Statistik. Im Mittelburgenland gab es im Jahr 2020 um 40,4 Prozent weniger Nächtigungen als 2019. Das Plus in der Stadt Oberpullendorf ist auf einen Fehler in der Statistik 2020 zurückzuführen, in diesem Jahr wurden zu wenige Nächtigungen in der Statistik verzeichnet.
Land Burgenland; NÖN-Grafik: Hammerl

Sein Hotel in Lutzmannsburg hatte 7,5 Monate zu und 4,5 Monate offen. „In Oberpullendorf war es ein bisschen besser, weil wir ein bisschen früher aufgesperrt haben. Aber der Juni war auch durchwachsen“, erklärt er. Kurz führt aus, dass Betriebe im besten Fall sechs Monate offen waren. „Das ist eine dramatische Belastungsprobe für jeden touristischen und auch gastronomischen Betrieb“, meint der Obmann des Tourismusverbandes.

„Ein Jahr wie 2020 ist einmal schaffbar“

Sein Fazit zum abgelaufenen touristischen Jahr fällt so aus: „Ein Jahr wie 2020 ist schaffbar, aber nochmal so ein Jahr wäre katastrophal.“

Er hofft, dass nun so bald wie möglich Normalität einkehren wird. „Die Hoffnung ist, dass die Corona-Impfung diese Restriktionen so schnell wie möglich beseitigt. Es muss schön langsam eine Normalität kommen. Wenn wir mit 1. März aufmachen dürfen – was ich hoffe – wird es noch etwa ein Monat dauern, bis das Geschäft in Fahrt kommt, da ja nicht alle gleich buchen“, führt Günter Kurz weiter aus.

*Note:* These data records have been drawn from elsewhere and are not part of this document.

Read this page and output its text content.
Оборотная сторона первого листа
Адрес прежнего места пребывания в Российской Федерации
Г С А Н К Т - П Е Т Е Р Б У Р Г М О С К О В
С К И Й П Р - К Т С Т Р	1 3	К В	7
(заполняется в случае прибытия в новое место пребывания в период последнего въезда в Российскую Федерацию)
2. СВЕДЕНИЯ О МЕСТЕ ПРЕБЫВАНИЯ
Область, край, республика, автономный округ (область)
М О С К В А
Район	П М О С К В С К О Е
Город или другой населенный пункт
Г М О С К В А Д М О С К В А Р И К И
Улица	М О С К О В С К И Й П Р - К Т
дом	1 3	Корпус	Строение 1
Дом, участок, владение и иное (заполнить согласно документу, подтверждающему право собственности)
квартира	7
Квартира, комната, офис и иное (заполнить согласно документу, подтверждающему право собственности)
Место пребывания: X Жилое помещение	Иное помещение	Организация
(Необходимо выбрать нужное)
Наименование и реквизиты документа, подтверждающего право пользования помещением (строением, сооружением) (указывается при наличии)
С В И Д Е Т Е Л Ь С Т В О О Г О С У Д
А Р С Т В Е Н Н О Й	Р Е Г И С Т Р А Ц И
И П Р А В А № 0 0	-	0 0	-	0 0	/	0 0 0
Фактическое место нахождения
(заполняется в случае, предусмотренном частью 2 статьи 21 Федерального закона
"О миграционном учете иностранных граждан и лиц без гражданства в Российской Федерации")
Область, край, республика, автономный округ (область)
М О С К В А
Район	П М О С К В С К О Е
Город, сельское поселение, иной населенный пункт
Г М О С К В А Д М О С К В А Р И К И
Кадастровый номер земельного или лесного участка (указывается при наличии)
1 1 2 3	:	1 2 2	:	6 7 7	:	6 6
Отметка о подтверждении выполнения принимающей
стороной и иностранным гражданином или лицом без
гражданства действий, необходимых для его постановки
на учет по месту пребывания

Radtourismus soll Schwerpunkt sein

Im kommenden Jahr soll es seitens des Burgenland Tourismus einen Schwerpunkt in punkto Radtourismus geben. Dabei sollen die Radwege auch erneuert sowie nachjustiert werden. Angedacht ist etwa wie im Südburgenland buchbare Angebote in diesem Bereich zu erstellen – etwa eine Runde um den Bezirk Oberpullendorf. „Radfahren war im Jahr 2020 ein großes Thema, Fahrräder waren teilweise sogar ausverkauft. Daher ist der Burgenland Tourismus auch auf dieses Thema aufgesprungen und möchte es gemeinsam mit den Regionalen Tourismusverbänden unterstützen“, führt Günter Kurz aus. In den nächsten Wochen sollen die Betriebe im Bezirk kontaktiert werden, um herauszufinden, wer sich beteiligen möchte.

Vonseiten des Regionaltourismusverbandes plant man jedenfalls, gemeinsame Werbung auf Schiene bringen. „Der Geschäftsführer Hans Peter Filz hat in diesem Bereich auch ein Pouvoir, bisher war es aber nicht sinnvoll, Werbung zu machen“, führt Kurz aus.